From Roy Greenslade, Guardian Unlimited
The debate over blogging’s usefulness to journalism tends to get stuck in a cul de sac, mainly because too few people – well, too few journalists – treat it seriously. At conferences I’ve attended recently, speakers have referred to blogging as little more than a sad ego trip. It is not regarded as having any real public service value.

I’ll scream if I hear yet again that the blogosphere is a form of anarchy, a cacophony of self-centred and mischievous voices who are either talking to each other or talking to no one at all. I’m not denying that aspect, though I don’t see why people sitting at computer terminals day after day and downloading their thoughts should threaten civilisation as we know it.

What is also clear, most obviously in peer to peer blogging, is that people are engaged with each other as never before. Without any institutional or corporate coaxing, people are forming cyber communities in which they converse endlessly about their interests.

I say this as a preliminary to explaining why journalists, especially print veterans like me, are so suspicious of bloggers. We have spent our lives dominating conversations. No, that’s wrong of course. We did not converse at all. We lectured. We provided the information that people feasted on in order to hold their own conversations.

But, the odd “letter to the editor” aside, we were largely unaware of the content of those conversations. We moved on. We were the secular priests who decided what information to give the great unwashed and even told them how they should react to that information, what to think and what to do. Public service performed. Job done. How clever were were. How privileged.

In that old paradigm – to which many editors and journalists still cling – news was one-way traffic. We conceived it. We gathered it. We published it and broadcast it. It was justification enough that people bought our newspapers or tuned in to our radio and TV channels.

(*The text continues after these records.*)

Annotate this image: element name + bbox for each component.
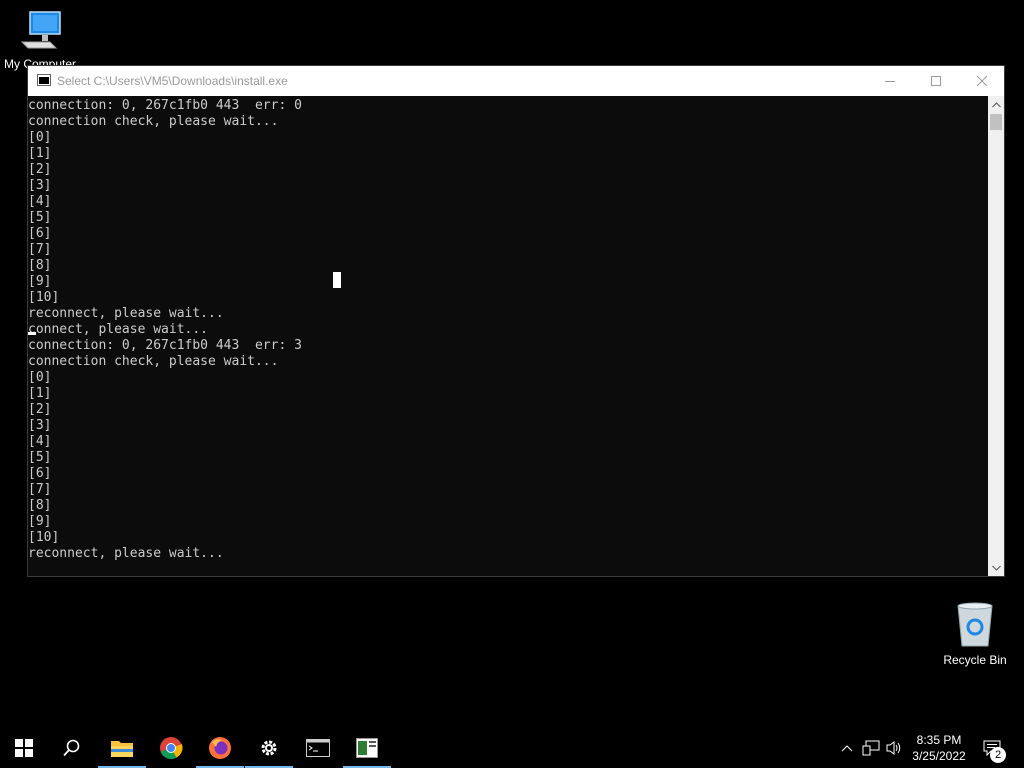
maximize-icon	[931, 76, 941, 86]
console-line: [2]	[28, 402, 52, 417]
firefox-icon	[209, 737, 231, 759]
my-computer-desktop-icon[interactable]: My Computer	[0, 8, 80, 71]
recycle-bin-icon	[957, 602, 993, 647]
taskbar: 8:35 PM 3/25/2022	[0, 728, 1024, 768]
console-line: [3]	[28, 178, 52, 193]
minimize-button[interactable]	[867, 66, 913, 96]
console-line: [0]	[28, 370, 52, 385]
network-button[interactable]	[861, 738, 881, 758]
console-line: [3]	[28, 418, 52, 433]
chevron-up-icon	[841, 745, 853, 752]
console-line: connection: 0, 267c1fb0 443 err: 0	[28, 98, 302, 113]
taskbar-settings[interactable]	[245, 728, 293, 768]
console-line: connection check, please wait...	[28, 354, 279, 369]
volume-button[interactable]	[884, 738, 904, 758]
clock-date: 3/25/2022	[912, 749, 966, 763]
network-icon	[862, 740, 880, 756]
chevron-up-icon	[991, 101, 1001, 107]
taskbar-file-explorer[interactable]	[98, 728, 146, 768]
console-line: [8]	[28, 258, 52, 273]
console-line: [6]	[28, 226, 52, 241]
console-line: [2]	[28, 162, 52, 177]
console-line: [4]	[28, 194, 52, 209]
chrome-icon	[160, 737, 183, 759]
recycle-bin-label: Recycle Bin	[943, 653, 1007, 667]
console-line: connection check, please wait...	[28, 114, 279, 129]
clock-time: 8:35 PM	[916, 733, 962, 747]
taskbar-firefox[interactable]	[196, 728, 244, 768]
close-button[interactable]	[959, 66, 1005, 96]
taskbar-command-prompt[interactable]	[294, 728, 342, 768]
console-app-icon	[37, 74, 51, 86]
show-hidden-icons-button[interactable]	[837, 738, 857, 758]
scrollbar-thumb[interactable]	[990, 114, 1002, 130]
console-output[interactable]: reconnect, please wait... [10] [9] [8] [7] [6…	[28, 96, 988, 576]
console-line: [4]	[28, 434, 52, 449]
search-button[interactable]	[48, 728, 96, 768]
console-line: [10]	[28, 290, 60, 305]
console-line: [8]	[28, 498, 52, 513]
console-line: [7]	[28, 242, 52, 257]
console-line: connection: 0, 267c1fb0 443 err: 3	[28, 338, 302, 353]
scroll-up-button[interactable]	[988, 96, 1004, 113]
console-line: [9]	[28, 514, 52, 529]
cmd-icon	[306, 739, 330, 757]
computer-icon	[20, 11, 61, 49]
console-line: [5]	[28, 450, 52, 465]
console-line: connect, please wait...	[28, 322, 209, 337]
console-line: [9]	[28, 274, 52, 289]
maximize-button[interactable]	[913, 66, 959, 96]
window-title: Select C:\Users\VM5\Downloads\install.ex…	[57, 74, 288, 88]
console-line: reconnect, please wait...	[28, 306, 224, 321]
speaker-icon	[886, 741, 901, 755]
console-line: [1]	[28, 386, 52, 401]
close-icon	[976, 75, 988, 87]
taskbar-chrome[interactable]	[147, 728, 195, 768]
scroll-down-button[interactable]	[988, 559, 1004, 576]
console-line: [5]	[28, 210, 52, 225]
console-line: [7]	[28, 482, 52, 497]
text-cursor	[333, 272, 341, 288]
clock[interactable]: 8:35 PM 3/25/2022	[904, 732, 974, 764]
console-cursor	[28, 332, 36, 335]
console-line: [6]	[28, 466, 52, 481]
notification-count-badge: 2	[990, 747, 1006, 763]
console-line: [0]	[28, 130, 52, 145]
windows-logo-icon	[15, 739, 33, 757]
folder-icon	[111, 741, 133, 757]
console-line: reconnect, please wait...	[28, 546, 224, 561]
vertical-scrollbar[interactable]	[988, 96, 1004, 576]
recycle-bin-desktop-icon[interactable]: Recycle Bin	[935, 602, 1015, 667]
console-line: [1]	[28, 146, 52, 161]
console-window[interactable]: Select C:\Users\VM5\Downloads\install.ex…	[27, 65, 1005, 577]
start-button[interactable]	[0, 728, 48, 768]
window-titlebar[interactable]: Select C:\Users\VM5\Downloads\install.ex…	[28, 66, 1004, 96]
search-icon	[63, 739, 80, 757]
taskbar-app-window[interactable]	[343, 728, 391, 768]
console-line: [10]	[28, 530, 60, 545]
app-window-icon	[356, 738, 378, 758]
chevron-down-icon	[991, 565, 1001, 571]
minimize-icon	[885, 81, 895, 82]
gear-icon	[261, 740, 277, 756]
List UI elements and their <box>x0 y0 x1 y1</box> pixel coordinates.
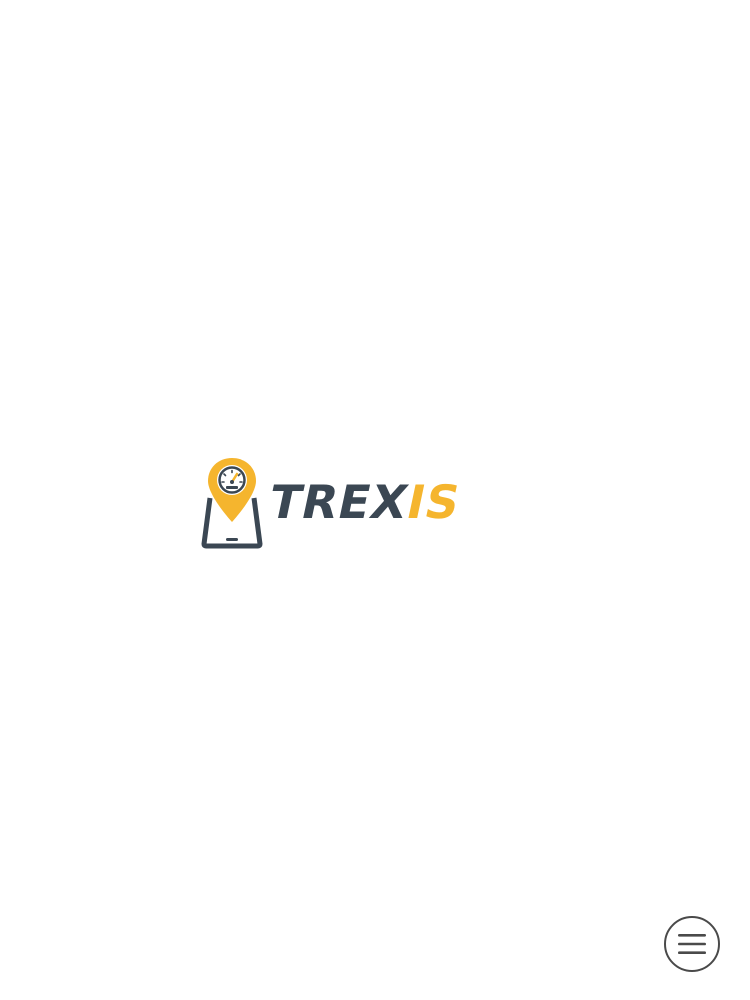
splash-screen: TREX IS <box>0 0 750 1000</box>
location-pin-speedometer-icon <box>201 458 263 549</box>
menu-button[interactable] <box>664 916 720 972</box>
hamburger-menu-icon <box>678 934 706 954</box>
app-logo: TREX IS <box>200 454 552 550</box>
brand-wordmark: TREX IS <box>264 475 466 529</box>
brand-wordmark-accent: IS <box>401 475 466 529</box>
brand-wordmark-primary: TREX <box>264 475 414 529</box>
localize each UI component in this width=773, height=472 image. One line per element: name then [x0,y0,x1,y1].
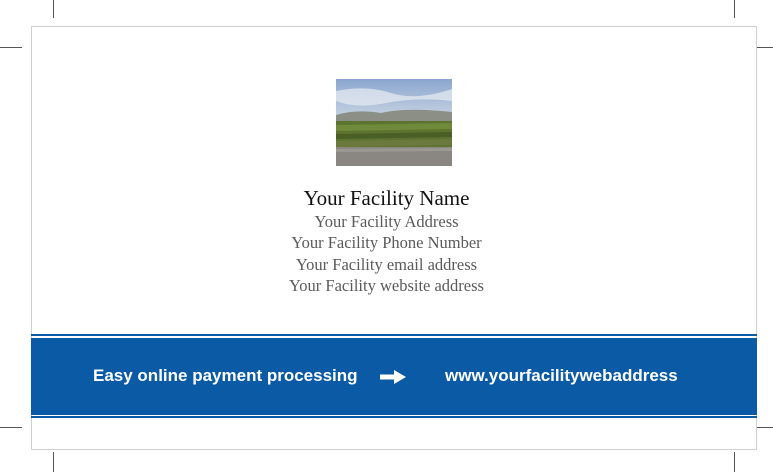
crop-mark-top-left-horizontal [0,47,22,48]
crop-mark-bottom-right-horizontal [757,427,773,428]
payment-tagline: Easy online payment processing [93,366,358,385]
crop-mark-bottom-right-vertical [734,452,735,472]
banner-top-rule [31,334,757,336]
banner-web-address: www.yourfacilitywebaddress [445,366,678,385]
banner-bottom-rule [31,416,757,418]
facility-name: Your Facility Name [303,186,470,210]
crop-mark-top-right-horizontal [757,47,773,48]
crop-mark-top-left-vertical [53,0,54,18]
facility-address: Your Facility Address [314,212,459,231]
right-arrow-icon [380,370,406,384]
facility-website: Your Facility website address [289,276,484,295]
crop-mark-bottom-left-vertical [53,452,54,472]
facility-email: Your Facility email address [295,255,478,274]
crop-mark-top-right-vertical [734,0,735,18]
crop-mark-bottom-left-horizontal [0,427,22,428]
facility-phone: Your Facility Phone Number [291,233,482,252]
facility-photo [336,79,452,166]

Blogging turns that model on its head. It allows people to question the information we provide. It allows them to produce their own information. It offers them a space to air their own views. The congregation is no longer in awe of the priests. Our supremacy is crumbling.

The growth of media in the last century or so has been dominated by the growth of big media, which really means the growth of big media people, whether they be individual entrepreneurs or corporate chiefs. It is entirely conceivable that the digital revolution may, in the fullness of time, sweep the media mogul aside.

The joy of the digital revolution is that it is bloodless, and democracy is at its heart. However, as with political revolutions, the establishment views it as anarchy and therefore dangerous. In fact, as everyone should surely know, democracy is rather messy. It is often chaotic. It is often illogical. It does not obey rules.

I think journalists are failing to grasp that truth. Blogging, though democratic in spirit, does threaten the established order of journalism.

When we journalists talk about integration we generally mean, integrating print and online activities. But the true integration comes online itself. The integration between journalists and citizens. Of course, there should be no distinction between them. But journalists still wish to see themselves as a class apart.